Se a democracia, como vimos no primeiro capítulo deste estudo, vê-se
ameaçada nos meandros viciados da estrutura estatal e no exercício, muitas
vezes carente de compromisso, do poder público, mais ainda ficará quanto menor
for o desenvolvimento do espírito de cidadania na população. Assim, a cidadania é
um princípio do qual não pode prescindir um povo que se pretende democrático.
Para a real existência da democracia é preciso que o povo queira de fato participar
da vida democrática, que escolha com critério e responsabilidade os seus
governantes – sinalizando aquilo que aprova e o que não aprova nas suas
atuações. Isto pressupõe uma consciência de pertencimento à vida política do
país: almejar participar do processo de construção dos destinos da própria Nação.
Ser cidadão é sentir-se responsável pelo bom funcionamento das instituições. É
interessar-se pelo bom andamento das atividades do Estado, exigindo, com
postura de cidadão, que ele seja coerente com os seus fundamentos, eficiente no
cumprimento das suas finalidades e intransigente em relação aos seus princípios
31 constitucionais. Dallari (1998) explica que a cidadania é um conjunto de direitos
que permite a participação ativa na vida e do governo de seu povo. Aquele que
não tem cidadania está à margem da vida social e da tomada de decisões, ficando
socialmente em posição de inferioridade.
3.2 A imprensa livre
Como vimos no capítulo anterior, essa inferioridade social foi a realidade da
maioria da população em diversos momentos de nossa história. Na verdade, sob
um certo aspecto, ainda é, já que as garantias constitucionais, enquanto meros
instrumentos legais, não produzem a efetiva democracia. Elas dependem do
exercício da cidadania para transmutarem-se em realidade, e a cidadania, para tal
fim, depende de informação. Como funciona a administração pública, que
assuntos são discutidos e decididos pelos políticos, com ou sem implicações
diretas ou indiretas na vida população, e sobretudo como estão atuando os
agentes públicos aos quais a população outorgou poderes de representatividade –
tudo isso precisa ser exposto, publicado, levado a conhecimento do povo de forma
simplificada, livre de jargões burocratas e pseudo-intelectuais. A transparência da
coisa pública é fator elementar para o exercício da cidadania e conseqüente
direcionamento da atuação do poder consoante as premissas da democracia.

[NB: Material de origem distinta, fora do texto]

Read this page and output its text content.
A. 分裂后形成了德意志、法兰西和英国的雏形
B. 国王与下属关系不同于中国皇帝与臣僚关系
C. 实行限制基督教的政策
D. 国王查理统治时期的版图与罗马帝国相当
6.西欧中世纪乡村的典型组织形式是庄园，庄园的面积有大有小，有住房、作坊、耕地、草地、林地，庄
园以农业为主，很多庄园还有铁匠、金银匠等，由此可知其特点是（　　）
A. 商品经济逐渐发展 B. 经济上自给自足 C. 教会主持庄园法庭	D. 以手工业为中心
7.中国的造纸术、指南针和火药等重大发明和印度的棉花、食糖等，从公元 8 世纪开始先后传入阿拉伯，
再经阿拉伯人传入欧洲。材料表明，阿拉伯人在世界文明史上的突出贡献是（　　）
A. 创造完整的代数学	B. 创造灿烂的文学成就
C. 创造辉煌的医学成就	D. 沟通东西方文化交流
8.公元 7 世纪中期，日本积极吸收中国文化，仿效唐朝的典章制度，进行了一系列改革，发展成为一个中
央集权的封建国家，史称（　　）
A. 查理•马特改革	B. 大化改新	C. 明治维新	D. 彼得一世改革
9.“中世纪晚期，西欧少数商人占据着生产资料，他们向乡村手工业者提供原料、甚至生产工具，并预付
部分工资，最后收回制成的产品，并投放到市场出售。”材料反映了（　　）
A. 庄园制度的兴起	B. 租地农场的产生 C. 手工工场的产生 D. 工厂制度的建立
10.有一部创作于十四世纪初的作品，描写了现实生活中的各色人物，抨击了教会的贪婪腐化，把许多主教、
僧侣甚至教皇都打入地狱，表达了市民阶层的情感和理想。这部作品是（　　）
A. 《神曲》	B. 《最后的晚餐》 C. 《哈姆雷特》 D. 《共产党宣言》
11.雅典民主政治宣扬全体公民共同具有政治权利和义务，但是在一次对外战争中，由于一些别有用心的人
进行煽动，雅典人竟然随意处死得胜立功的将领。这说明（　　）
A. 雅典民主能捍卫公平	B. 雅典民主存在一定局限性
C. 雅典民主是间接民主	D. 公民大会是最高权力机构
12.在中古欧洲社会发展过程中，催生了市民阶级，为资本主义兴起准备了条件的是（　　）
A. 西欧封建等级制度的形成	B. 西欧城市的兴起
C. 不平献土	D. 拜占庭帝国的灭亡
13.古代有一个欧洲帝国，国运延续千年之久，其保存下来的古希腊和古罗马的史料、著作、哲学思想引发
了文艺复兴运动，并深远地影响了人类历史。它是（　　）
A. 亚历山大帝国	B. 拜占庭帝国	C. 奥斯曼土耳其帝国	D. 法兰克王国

Assim, não é equivocado pensar no acesso à informação como um direito civil,
ainda mais que a Constituição Federal o prevê em seu artigo XIV, e estabelece,
em seu artigo I, a própria cidadania como um dos fundamentos da república.
Em qualquer país, mas principalmente num país com as dimensões e
heterogeneidade social e cultural do nosso, a imprensa livre cumpre papel
essencial na disseminação da informação e conseqüente fomento à cidadania.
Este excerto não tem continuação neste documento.